All shared within the module not within the integer core. The integer cores are not independant of the modules if they were it would be a true 8 core unit. No different than a Phenom X8 of sorts. This is not that. The integer cores share everything except a 16kB L1. There are two definitions of a core and bulldozer fis neither.
Again each core has dedicated datapaths, instruction buses, data buses, and control units..
2 DATAPATHS, 2 IBUSES, 2DBUSES, 2ConUNITS => 2 CORES NOTHING IS SHARED
IT IS EIGHT CORES!
TECHNICAL DEFINITIONS PLACE BULLDOZER of the OROCHI DIE AT EIGHT CORES
Accept the facts and move on cdawall I am tired of your idiocy
You guys are relentless on debating...
The module is not actually split into 2 cores that is the idea behind Bulldozer fit more into the package. In the image I split it for simplicity the only section physically separate for the cores is the actual integer calculation sections with their cache. Everything else is shared again separate paths to the same place don't make the place anymore split. The cores would still have to share. Any communications outside of the module go core->module->IO not core->IO once again making the dependent of the module itself further making them not into a true core as is normal for a K10 or SB style CPU. This is a new design with separate integer cores within modules. They are not the same cores as anything else to this point utilizes. While an 8150 has 8 integer cores it does not have 8 separate processing modules like a Phenom X8 would.
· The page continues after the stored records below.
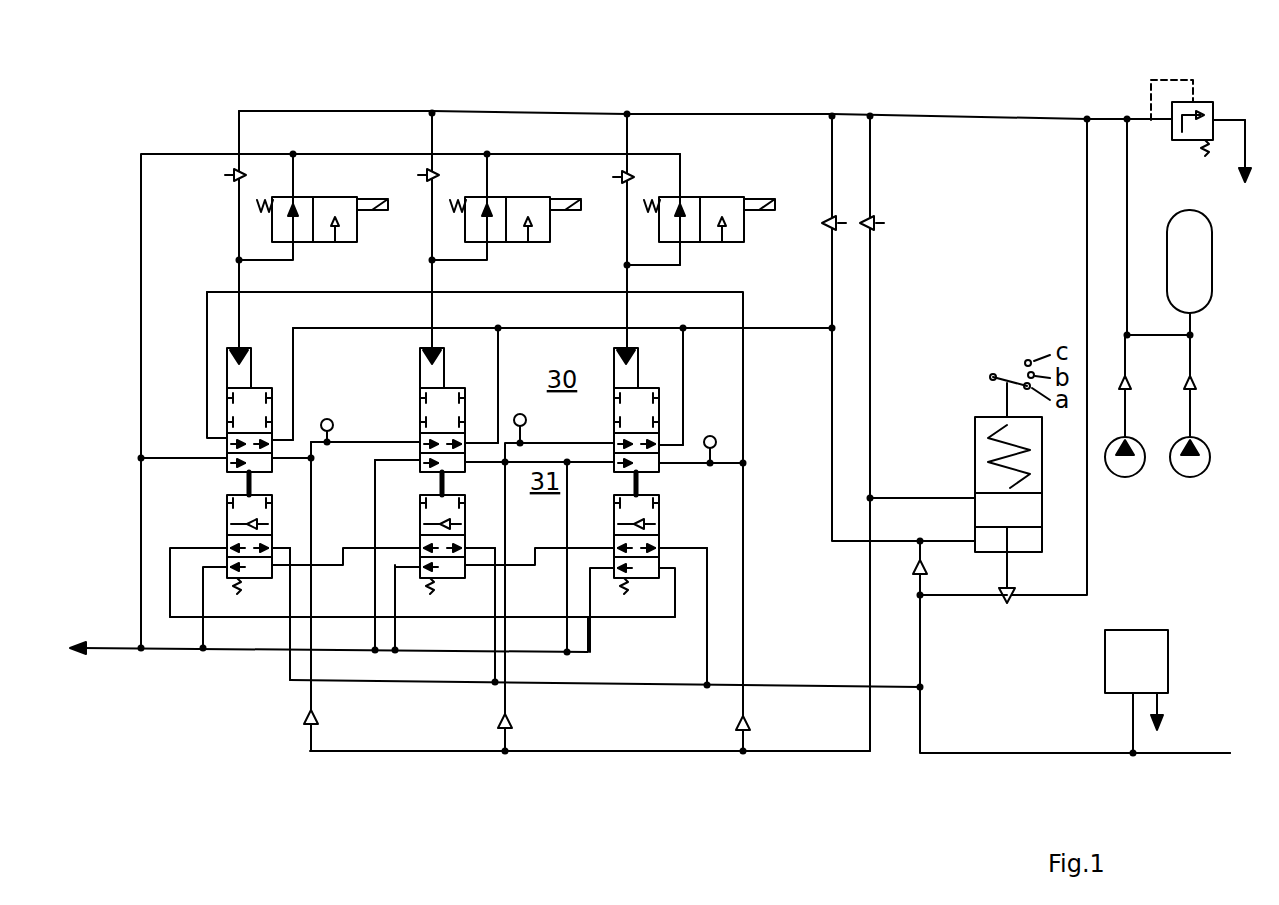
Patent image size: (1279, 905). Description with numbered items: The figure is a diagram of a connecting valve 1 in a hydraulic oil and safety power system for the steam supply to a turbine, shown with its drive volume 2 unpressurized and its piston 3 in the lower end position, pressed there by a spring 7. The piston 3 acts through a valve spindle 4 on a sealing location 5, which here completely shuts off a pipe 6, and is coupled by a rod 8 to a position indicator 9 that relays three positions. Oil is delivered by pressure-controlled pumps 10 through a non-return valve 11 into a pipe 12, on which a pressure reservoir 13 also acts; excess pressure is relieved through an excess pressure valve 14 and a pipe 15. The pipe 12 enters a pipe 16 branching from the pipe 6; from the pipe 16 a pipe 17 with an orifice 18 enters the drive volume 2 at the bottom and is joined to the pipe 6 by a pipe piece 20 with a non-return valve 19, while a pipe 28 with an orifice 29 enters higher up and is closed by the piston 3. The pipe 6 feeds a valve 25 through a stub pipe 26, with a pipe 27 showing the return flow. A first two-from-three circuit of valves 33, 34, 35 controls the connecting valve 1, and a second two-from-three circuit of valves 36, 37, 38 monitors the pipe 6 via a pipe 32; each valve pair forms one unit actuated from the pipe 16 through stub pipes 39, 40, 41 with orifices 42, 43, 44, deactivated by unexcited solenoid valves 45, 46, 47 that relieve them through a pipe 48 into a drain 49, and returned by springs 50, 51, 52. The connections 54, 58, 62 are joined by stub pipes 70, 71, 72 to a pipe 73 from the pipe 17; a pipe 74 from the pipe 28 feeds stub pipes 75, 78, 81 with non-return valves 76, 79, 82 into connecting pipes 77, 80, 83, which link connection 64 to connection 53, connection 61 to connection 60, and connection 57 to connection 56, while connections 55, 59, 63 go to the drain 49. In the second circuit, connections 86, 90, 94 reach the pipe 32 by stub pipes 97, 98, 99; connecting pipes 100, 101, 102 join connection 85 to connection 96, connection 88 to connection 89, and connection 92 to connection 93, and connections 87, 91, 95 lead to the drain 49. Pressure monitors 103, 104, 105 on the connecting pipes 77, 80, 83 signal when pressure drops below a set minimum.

The connecting valve 1 is at (1013, 526).
The drive volume 2 is at (1022, 539).
The piston 3 is at (1008, 500).
The valve spindle 4 is at (1010, 574).
The sealing location 5 is at (1010, 602).
The pipe 6 is at (1085, 153).
The spring 7 is at (1030, 442).
The rod 8 is at (1005, 400).
The position indicator 9 is at (1047, 398).
The pressure-controlled pumps 10 is at (1128, 460).
The non-return valve 11 is at (1132, 387).
The pipe 12 is at (1147, 333).
The pressure reservoir 13 is at (1190, 265).
The excess pressure valve 14 is at (1206, 120).
The pipe 15 is at (1232, 116).
The pipe 16 is at (983, 115).
The pipe 17 is at (834, 125).
The orifice 18 is at (828, 220).
The non-return valve 19 is at (915, 578).
The pipe piece 20 is at (917, 558).
The valve 25 is at (1150, 653).
The stub pipe 26 is at (1140, 743).
The pipe 27 is at (1162, 707).
The pipe 28 is at (876, 130).
The orifice 29 is at (882, 222).
The pipe 32 is at (897, 690).
The valve 33 is at (254, 386).
The valve 34 is at (448, 386).
The valve 35 is at (643, 386).
The valve 36 is at (270, 524).
The valve 37 is at (463, 524).
The valve 38 is at (660, 503).
The stub pipe 39 is at (237, 106).
The stub pipe 40 is at (434, 108).
The stub pipe 41 is at (630, 108).
The orifice 42 is at (244, 172).
The orifice 43 is at (437, 172).
The orifice 44 is at (633, 173).
The solenoid valve 45 is at (316, 197).
The solenoid valve 46 is at (515, 197).
The solenoid valve 47 is at (706, 197).
The pipe 48 is at (141, 272).
The drain 49 is at (120, 656).
The spring 50 is at (240, 594).
The spring 51 is at (432, 590).
The spring 52 is at (622, 592).
The connection 53 is at (226, 438).
The connection 54 is at (277, 438).
The connection 55 is at (226, 460).
The connection 56 is at (274, 461).
The connection 57 is at (420, 442).
The connection 58 is at (468, 442).
The connection 59 is at (419, 463).
The connection 60 is at (468, 463).
The connection 61 is at (613, 444).
The connection 62 is at (663, 443).
The connection 63 is at (613, 464).
The connection 64 is at (661, 465).
The stub pipe 70 is at (295, 360).
The stub pipe 71 is at (500, 362).
The stub pipe 72 is at (685, 362).
The pipe 73 is at (801, 327).
The pipe 74 is at (829, 753).
The stub pipe 75 is at (745, 697).
The non-return valve 76 is at (738, 730).
The connecting pipe 77 is at (745, 393).
The stub pipe 78 is at (507, 694).
The non-return valve 79 is at (502, 730).
The connecting pipe 80 is at (556, 443).
The stub pipe 81 is at (313, 694).
The non-return valve 82 is at (308, 726).
The connecting pipe 83 is at (329, 446).
The connection 85 is at (226, 548).
The connection 86 is at (272, 560).
The connection 87 is at (228, 570).
The connection 88 is at (270, 568).
The connection 89 is at (419, 548).
The connection 90 is at (467, 560).
The connection 91 is at (420, 570).
The connection 92 is at (467, 568).
The connection 93 is at (613, 548).
The connection 94 is at (660, 548).
The connection 95 is at (613, 571).
The connection 96 is at (659, 570).
The stub pipe 97 is at (288, 664).
The stub pipe 98 is at (494, 662).
The stub pipe 99 is at (705, 657).
The connecting pipe 100 is at (170, 578).
The connecting pipe 101 is at (357, 551).
The connecting pipe 102 is at (521, 567).
The pressure monitor 103 is at (720, 435).
The pressure monitor 104 is at (332, 421).
The pressure monitor 105 is at (518, 412).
BTW thanks for detailing it cdawall. Really. I honestly didn't have the time and you did a better job then I could have. (Internet high five!) Bulldozer is only a fail to people who rested all of thier childhood expectations on a piece of silicon to enhance their mortality OR Intel fanboys who have small manhood's. Anyone with a brain can see what its design is for. Sometimes you don't get what you want, you get what you need.
The same can be said in a busy doctor's office or in a hospital, if you don't schedule appointments properly, you end up running into patient bottlenecks.
We will know the facts soon enough in Q1 2012, and hopefully this 2 part patch will help efficiency within the Bulldozer and make it close to the way it was meant to run and perform.